Subsection (b) also recognizes that nothing is stronger evidence of a reasonable time than the fixing of such time by a fair agreement between the parties. However, provision is made for disregarding a clause which whether by inadvertence or overreaching fixes a time so unreasonable that it amounts to eliminating all remedy under the contract. The parties are not required to fix the most reasonable time but may fix any time which is not obviously unfair as judged by the time of contracting.

2. An agreement that varies the effect of provisions of the Uniform Commercial Code may do so by stating the rules that will govern in lieu of the provisions varied. Alternatively, the parties may vary the effect of such provisions by stating that their relationship will be governed by recognized bodies of rules or principles applicable to commercial transactions. Such bodies of rules or principles may include, for example, those that are promulgated by intergovernmental authorities such as UNCITRAL or Unidroit (see, e.g., Unidroit Principles of International Commercial Contracts), or non-legal codes such as trade codes.
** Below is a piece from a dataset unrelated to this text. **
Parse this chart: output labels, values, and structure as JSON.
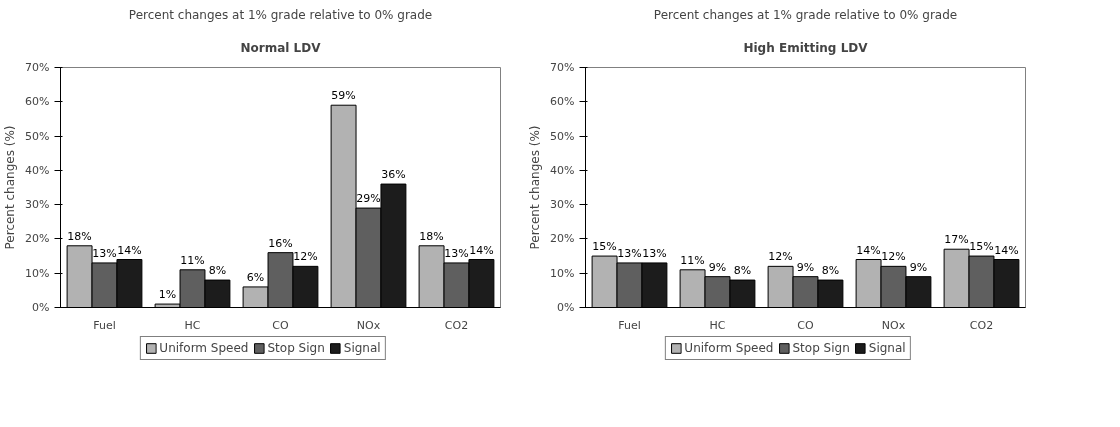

3. Subsection (c) is intended to make it clear that, as a matter of drafting, phrases such as “unless otherwise agreed” have been used to avoid controversy as to whether the subject matter of a particular section does or does not fall within the exceptions to subsection (b), but absence of such words contains no negative implication since under subsection (b) the general and residual rule is that the effect of all provisions of the Uniform Commercial Code may be varied by agreement.